Pappel is a director and producer for erotic film studio HardWerk and docu-porn platform Lustery, as well as a curator for the Pornfilmfestival Berlin. Across these various roles, fighting piracy is practically part of the job description. Pappel said she finds site rip-offs of Lustery content "daily," and works with an external antipiracy company to handle the DMCAs (Digital Millennium Copyright Act), or takedown notices, that the platform must repeatedly file. Additionally, the platform digitally fingerprints each video using software that can identify and summarize a video's unique characteristics for later comparison, and runs daily searches for stolen content.
Despite expending so much energy and capital on the fight, to Pappel, "it feels like a never-ending war that we can't win."
The casualties of war
Pornhub is the crowned king of the tube sites, but once upon a time, it had actual competitors in sites including YouPorn and RedTube. Today, all three are owned by Pornhub's massive international parent company, MindGeek, which also owns dozens of film studios in the United States. MindGeek's tentacles stretch so far that it's nearly impossible for performers to participate in the industry without using its services. This amounts to the company controlling both production and distribution for a wide swath of the porn industry, compelling studios to crank out content to feed the tube sites. This Ouroboros business model drives down production budgets and performer wages, so MindGeek can boost its own profits with ad dollars.
Of course, it's the insatiable appetite for fresh content that incentivizes piracy on such a massive scale, and there's no real incentive for MindGeek to solve that problem. The company does run a scheme in which it helps creators remove stolen content from the few remaining competitor tube sites, but only if they enter into an exclusivity arrangement with the company first, pledging to upload their videos to Pornhub and no other free sites.
As MindGeek continues to corner the porn industry, the performers and studios that generate its wealth have been sidelined on its journey to becoming NSFW Netflix. Fortunately, the public has become a powerful new ally in the fight for sex workers' rights.
Liberation isn't free
Sex work became a mainstream political issue in 2018 after the U.S. passed SESTA/FOSTA, a set of laws advertised as "anti-trafficking" that effectually prohibited sex workers from using the internet for advertising or information sharing, and curtailed sexual expression online.
Grassroots opposition spread like wildfire on social media, and suddenly, politicians were being questioned in broad daylight about their support for sex workers' safety and autonomy. Younger adults in particular have taken up the cause, and millennials now make up the largest share of paying porn consumers. It's indicative of a new collective willingness to consider the value of erotic labor in our society, and the well-being of the individuals who provide it.
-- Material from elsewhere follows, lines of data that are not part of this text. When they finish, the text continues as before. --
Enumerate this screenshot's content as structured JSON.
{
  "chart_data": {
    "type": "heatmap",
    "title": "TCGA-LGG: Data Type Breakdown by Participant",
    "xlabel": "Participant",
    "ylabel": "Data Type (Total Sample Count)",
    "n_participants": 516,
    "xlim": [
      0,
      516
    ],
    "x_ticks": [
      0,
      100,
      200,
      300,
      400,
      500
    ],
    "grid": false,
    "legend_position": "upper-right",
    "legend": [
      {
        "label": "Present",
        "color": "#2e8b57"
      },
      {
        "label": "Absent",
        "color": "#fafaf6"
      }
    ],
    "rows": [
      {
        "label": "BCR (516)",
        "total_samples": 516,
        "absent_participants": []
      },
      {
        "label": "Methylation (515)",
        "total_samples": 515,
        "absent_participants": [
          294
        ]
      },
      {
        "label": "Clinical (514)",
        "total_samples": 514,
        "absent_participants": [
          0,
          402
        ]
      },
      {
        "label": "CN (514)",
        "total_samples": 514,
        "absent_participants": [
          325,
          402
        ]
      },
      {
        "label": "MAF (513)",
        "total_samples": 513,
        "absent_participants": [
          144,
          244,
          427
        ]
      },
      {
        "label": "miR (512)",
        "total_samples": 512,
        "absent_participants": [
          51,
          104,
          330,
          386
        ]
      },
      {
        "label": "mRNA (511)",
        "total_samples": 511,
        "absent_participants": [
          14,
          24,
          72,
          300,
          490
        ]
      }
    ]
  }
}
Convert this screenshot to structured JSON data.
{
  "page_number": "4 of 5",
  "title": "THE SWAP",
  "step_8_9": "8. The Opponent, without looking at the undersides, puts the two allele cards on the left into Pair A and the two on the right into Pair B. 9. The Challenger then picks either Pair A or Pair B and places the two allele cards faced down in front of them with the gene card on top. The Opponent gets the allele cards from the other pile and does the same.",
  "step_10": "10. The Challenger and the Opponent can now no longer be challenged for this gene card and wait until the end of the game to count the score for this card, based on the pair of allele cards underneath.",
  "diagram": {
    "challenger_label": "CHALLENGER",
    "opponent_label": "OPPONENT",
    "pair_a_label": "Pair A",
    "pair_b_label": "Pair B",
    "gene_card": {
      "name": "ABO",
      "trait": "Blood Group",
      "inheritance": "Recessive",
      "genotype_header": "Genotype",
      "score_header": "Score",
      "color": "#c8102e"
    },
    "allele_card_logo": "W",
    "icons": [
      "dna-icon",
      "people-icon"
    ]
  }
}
In the digital era, those individuals are a lot more diverse than they used to be. People who would have struggled to find work during the industry's golden age, including disabled, overweight, queer, trans and non-white performers, can now carve out space online. For creators without a studio apparatus behind them, the internet facilitates safe and direct contact with clients, with whom long-term arrangements can develop.
For example, Gwen Adora, an award-winning porn clip artist, said she becomes "ecstatic" when the usernames of her regulars pop up in her "sold" notifications on OnlyFans.
"Knowing my fans are buying my content consistently allows me to not worry about my basic needs, and I can put more positive energy into the content they enjoy," Adora said.
With any luck, the "free porn" epoch will be just a blip in early internet history, and consumers will fit erotic entertainment into their budgets the same way they do services such as Spotify and Hulu. Pornography is among the most widely consumed entertainment on the planet, and the industry's not going anywhere soon. The models and performers who create it are entitled to fair compensation, just like other workers.